In summary, the Kakehashi Project is a part of Japan’s peace-promoting foreign policy, designed to build friendships between North America and Japan. During our stay, we were asked to look closely and find the beauty of Japan and its culture. We’ll be making a presentation of our findings at the end of the Project, as well as through our social media networks.
After the presentation and briefing, we were taken to Oto Oto, a restaurant in the Toranomon Business District, for lunch.
After lunch, we were taken to Asakusa Temple, home of the famous Kaminari (Thunder) Gate. There, we got a chance to explore and shop around. I’ve always seen pictures of the famous giant lantern, but actually seeing it in person was amazing. The entire temple was very beautiful to look at, and there were a lot of people visiting, offering prayers and wishes.
After exploring the temple area, my roommate, Cody, and I went off to explore the Asakusa shopping district. There we saw numerous curio shops, clothing stores, and other stalls selling food and knickknacks.
While at Asakusa, my roommate and I were approached by this gentleman (name withheld for his privacy), who asked us where were were from. When we said we were from the U.S., he was very happy, since he used to study English in the U.S. after he retired from the Japanese Naval Forces. He told us stories of his youth, and told us how he was so happy that foreigners like ourselves were interested in his home. He likes foreigners due to his interactions with them while in the Navy, and wished us an enjoyable stay in Japan. As I wrote earlier, the purpose of the Kakehashi Project is for us to find the beauty and good qualities of Japan, and I feel like I found all of that in this one conversation.

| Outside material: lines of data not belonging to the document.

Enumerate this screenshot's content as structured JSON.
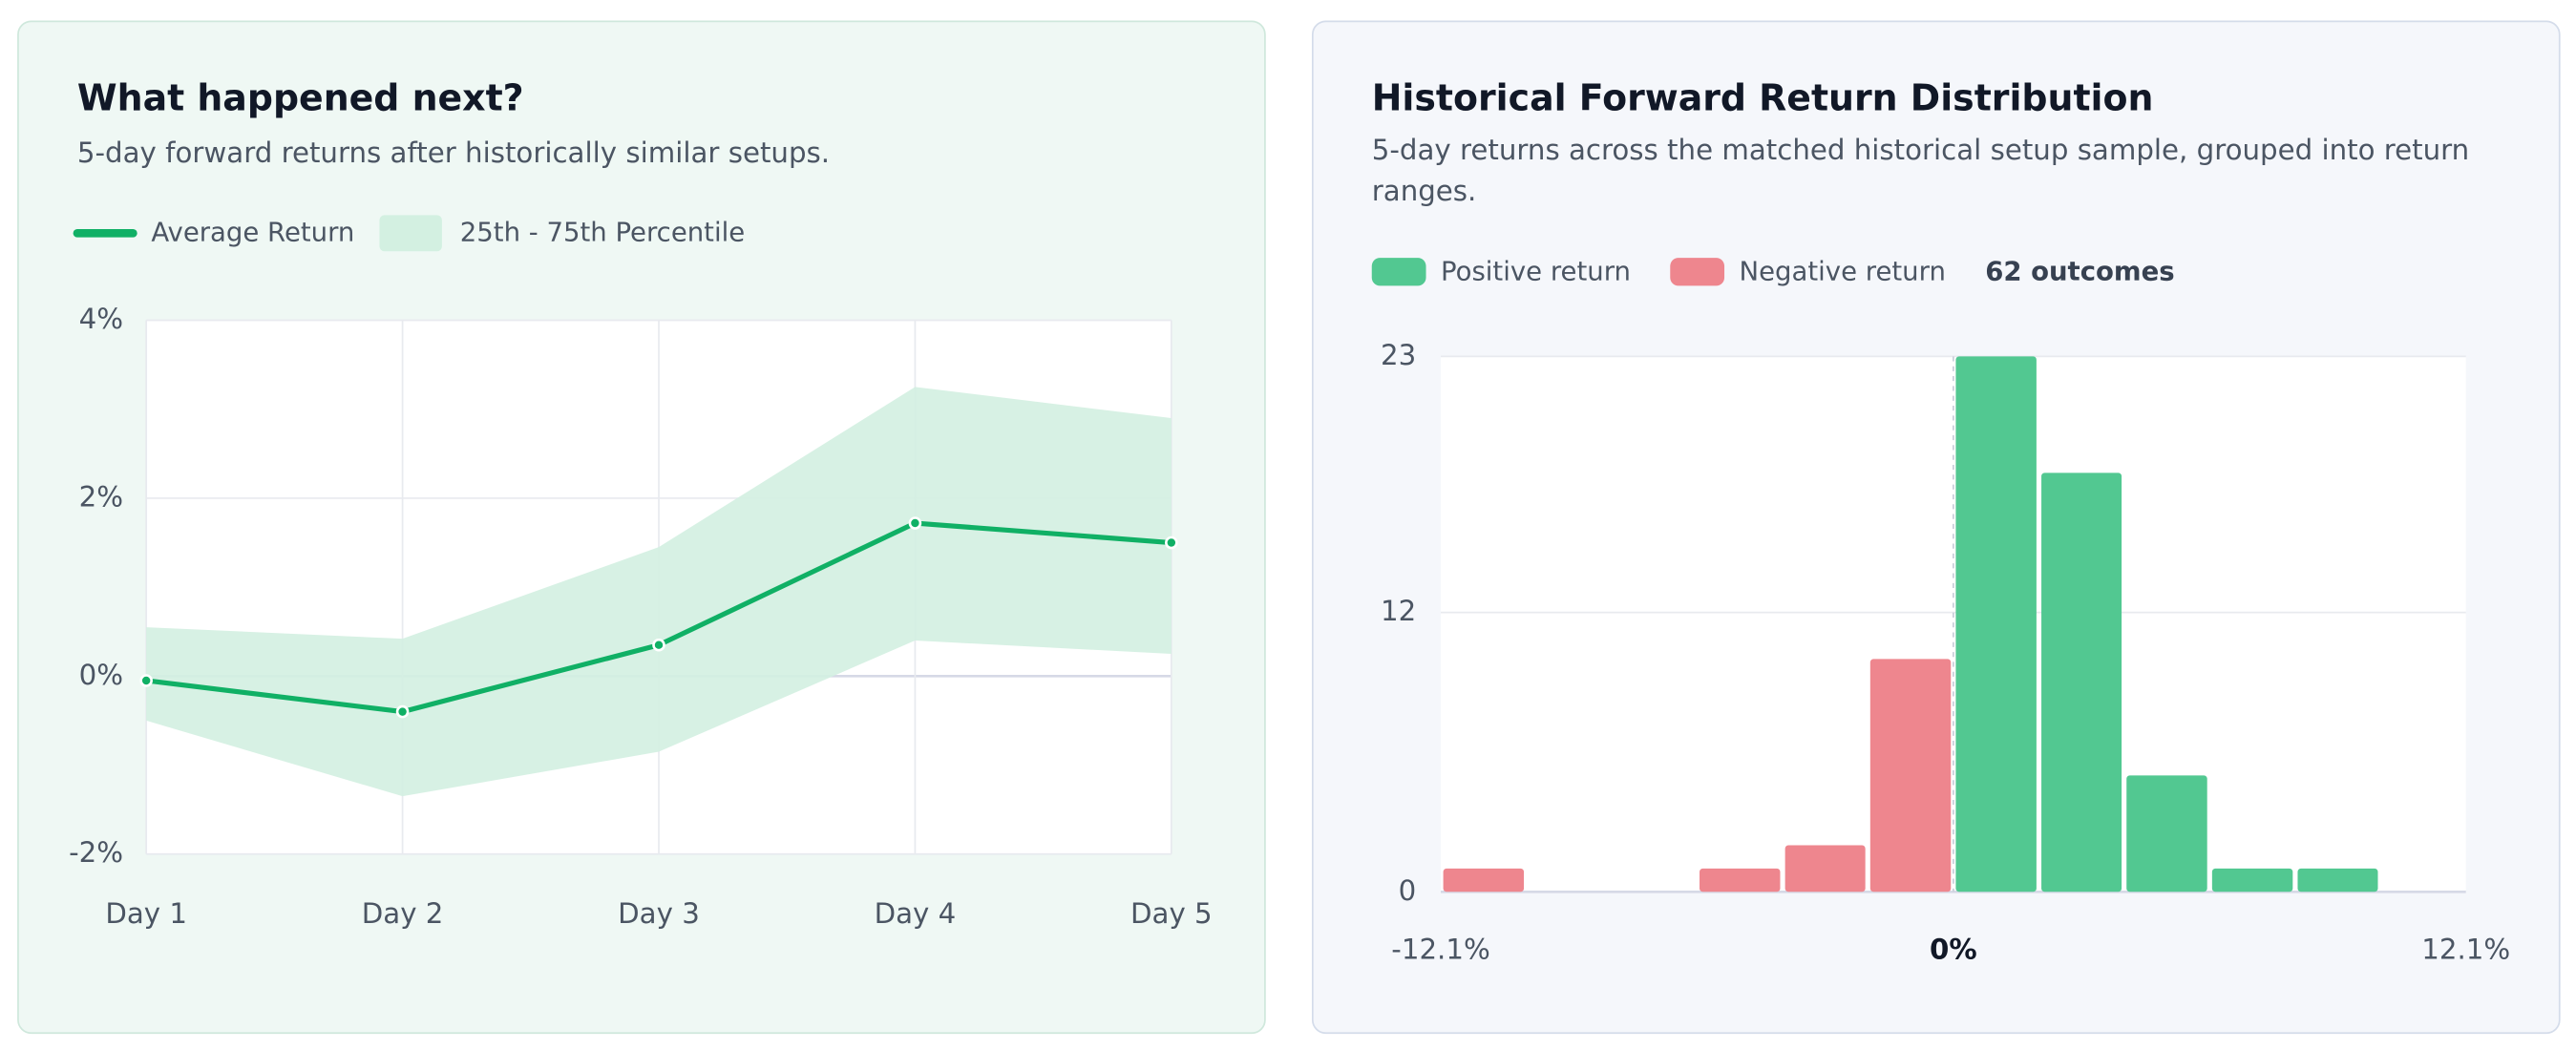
{
  "chart_data": [
    {
      "type": "line",
      "title": "What happened next?",
      "subtitle": "5-day forward returns after historically similar setups.",
      "categories": [
        "Day 1",
        "Day 2",
        "Day 3",
        "Day 4",
        "Day 5"
      ],
      "series": [
        {
          "name": "Average Return",
          "color": "#10b065",
          "values": [
            -0.05,
            -0.4,
            0.35,
            1.72,
            1.5
          ]
        }
      ],
      "band": {
        "name": "25th - 75th Percentile",
        "color": "#d3f0e1",
        "upper": [
          0.55,
          0.42,
          1.45,
          3.25,
          2.9
        ],
        "lower": [
          -0.5,
          -1.35,
          -0.85,
          0.4,
          0.25
        ]
      },
      "ylim": [
        -2,
        4
      ],
      "yticks": [
        {
          "value": -2,
          "label": "-2%"
        },
        {
          "value": 0,
          "label": "0%"
        },
        {
          "value": 2,
          "label": "2%"
        },
        {
          "value": 4,
          "label": "4%"
        }
      ],
      "grid": true
    },
    {
      "type": "histogram",
      "title": "Historical Forward Return Distribution",
      "subtitle": "5-day returns across the matched historical setup sample, grouped into return ranges.",
      "legend": [
        {
          "name": "Positive return",
          "color": "#52c891"
        },
        {
          "name": "Negative return",
          "color": "#ee868e"
        }
      ],
      "note": "62 outcomes",
      "bins": [
        -12.1,
        -10.08,
        -8.07,
        -6.05,
        -4.03,
        -2.02,
        0,
        2.02,
        4.03,
        6.05,
        8.07,
        10.08,
        12.1
      ],
      "counts": [
        1,
        0,
        0,
        1,
        2,
        10,
        23,
        18,
        5,
        1,
        1,
        0
      ],
      "xlim": [
        -12.1,
        12.1
      ],
      "xticks": [
        {
          "value": -12.1,
          "label": "-12.1%"
        },
        {
          "value": 0,
          "label": "0%"
        },
        {
          "value": 12.1,
          "label": "12.1%"
        }
      ],
      "ylim": [
        0,
        23
      ],
      "yticks": [
        0,
        12,
        23
      ],
      "grid": true
    }
  ]
}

To end the day, we moved from Asakusa to Odaiba. We crossed the famous Rainbow Bridge to get there. We arrived at the Odaiba Aqua City shopping complex, where we would eat dinner at The Oven American Buffet. I did not expect to be fed this well on a government-sponsored trip.
The final highlight of my day was getting to see the 1/1 scale Gundam Unicorn in person. As a Gundam fan, I was just in awe of the sheer size and detail that went into creating the statue. We were in Odaiba at night, so the Unicorn had transformed from its usual solid white form into its glowing red NTD form.
Now I’m back here in the hotel writing this article before heading to bed. I had thought we wouldn’t be able to do much today since the orientation took up so much time, but we got more than what I expected today, and I felt so blessed to be able to experience it!
Tomorrow, we’ll be heading out to the Ghibli Museum, then taking the Nozomi Bullet Train on the Shinkansen as we make our way to Kyoto, where we’ll be staying for a few days to experience more of the historical, as well as visit the Kyoto Seika University, home of the Manga Masters Degree program! Look forward to it!
One thought on “Day 1: Foreign Affairs and Fine Dining”
Nice Gundam you got there!
“…. political history of Japan, from the end of World War II …” — a good way to gloss over both the US nuclear bombing of its cities, and the current issue of comfort women with South Korea (and also in China).